122 A. 792 | Conn. | 1923

The plaintiff alleged in his complaint that he was injured by the negligent driving by Herbert Winchester of an automobile, which was owned by his father Albert E. Winchester. He further alleged, in substance, that at the time the plaintiff was injured, Herbert Winchester, the driver of the car, was the agent of the defendant Albert E. Winchester, that the automobile was kept and maintained for the use, convenience and pleasure of the family of Albert E. Winchester, and at the time was being used for that purpose and with the knowledge and consent of said Albert E. Winchester and as his agent.

Under this allegation the plaintiff would be permitted *14 to prove that the son was the father's agent using the father's automobile for the use, convenience and pleasure of the father's family. Thereby a joint liability of father and son would arise. 1 Jaggard on Torts, p. 209, § 67. The plaintiff was not obliged to pursue the principal alone or the agent alone, he could pursue both jointly. Pollock on Torts (9th Ed.) p. 202.

The defendant claims in his first reason of appeal, that he moved before trial that the plaintiff be required to elect whether to pursue the owner of the automobile or the operator, and that the motion was denied. There is, however, no finding setting forth that such motion was made and the action of the court thereon, so that this alleged ruling is not before us.

The remaining grounds of appeal are that the court erred in denying the motion of the defendant to set aside the verdict as against or contrary to the evidence, and also as excessive.

The uncontradicted evidence discloses that the plaintiff in the daytime crossed a highway on foot to board a trolley-car running easterly on tracks at the further side of and beyond the traveled way, while an automobile driven by the appellant was approaching from the west; that the highway was there unobstructed and practically straight for over two hundred feet, and that while crossing he was struck and injured by the automobile.

There were several witnesses offered by each party as to the conduct of the parties.
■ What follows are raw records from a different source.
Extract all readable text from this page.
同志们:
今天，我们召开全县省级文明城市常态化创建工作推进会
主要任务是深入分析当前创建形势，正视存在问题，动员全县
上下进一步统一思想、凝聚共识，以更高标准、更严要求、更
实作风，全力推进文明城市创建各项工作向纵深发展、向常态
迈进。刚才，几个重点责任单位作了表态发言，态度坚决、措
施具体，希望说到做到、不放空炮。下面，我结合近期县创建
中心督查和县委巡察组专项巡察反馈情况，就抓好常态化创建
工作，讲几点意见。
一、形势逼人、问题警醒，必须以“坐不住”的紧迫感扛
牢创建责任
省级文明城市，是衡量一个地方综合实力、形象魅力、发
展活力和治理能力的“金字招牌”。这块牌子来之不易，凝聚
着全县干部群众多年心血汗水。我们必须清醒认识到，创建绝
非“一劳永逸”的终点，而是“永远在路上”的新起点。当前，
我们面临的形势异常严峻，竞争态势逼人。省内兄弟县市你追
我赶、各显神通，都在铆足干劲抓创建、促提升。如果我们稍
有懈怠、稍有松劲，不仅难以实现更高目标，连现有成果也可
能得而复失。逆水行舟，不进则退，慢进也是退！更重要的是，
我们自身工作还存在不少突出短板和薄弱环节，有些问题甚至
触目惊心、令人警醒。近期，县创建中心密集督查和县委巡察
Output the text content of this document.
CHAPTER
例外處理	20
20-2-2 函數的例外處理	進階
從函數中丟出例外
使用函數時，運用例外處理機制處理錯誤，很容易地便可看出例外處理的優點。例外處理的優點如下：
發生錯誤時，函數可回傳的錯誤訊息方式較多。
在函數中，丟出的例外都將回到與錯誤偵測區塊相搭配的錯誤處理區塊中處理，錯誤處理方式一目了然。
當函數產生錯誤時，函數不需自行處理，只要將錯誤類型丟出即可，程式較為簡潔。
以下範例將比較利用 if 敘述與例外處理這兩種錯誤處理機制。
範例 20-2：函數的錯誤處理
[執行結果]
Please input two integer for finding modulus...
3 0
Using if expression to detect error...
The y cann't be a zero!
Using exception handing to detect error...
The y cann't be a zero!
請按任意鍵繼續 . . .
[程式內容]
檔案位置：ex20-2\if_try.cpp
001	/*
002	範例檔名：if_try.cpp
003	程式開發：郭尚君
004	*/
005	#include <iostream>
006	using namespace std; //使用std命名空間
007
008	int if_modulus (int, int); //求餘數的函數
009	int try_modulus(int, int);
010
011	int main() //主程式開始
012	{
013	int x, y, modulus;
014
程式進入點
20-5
The jury could reasonably have found that the plaintiff had reached a position at the side of the trolley-car that ought to have been safe from an approaching automobile, before he was struck by the automobile; and further, that the plaintiff was free from contributory negligence, and that the defendant operator was guilty of negligence, as alleged, in the operation of the automobile, and thereby caused the collision. *15

The defendant claims that the testimony of several witnesses should not have been credited by the jury because untrustworthy. The weight that should be attached to the testimony of witnesses is a matter peculiarly within the province of the jury, and a matter that will rarely be reviewed by this court. The state of the evidence in this case does not call for such a review by us.

In view of the testimony as to the severity of the injuries received by the plaintiff, their permanence and effect upon his earning power, we do not find that the damages awarded were excessive.

There is no error.

In this opinion the other judges concurred.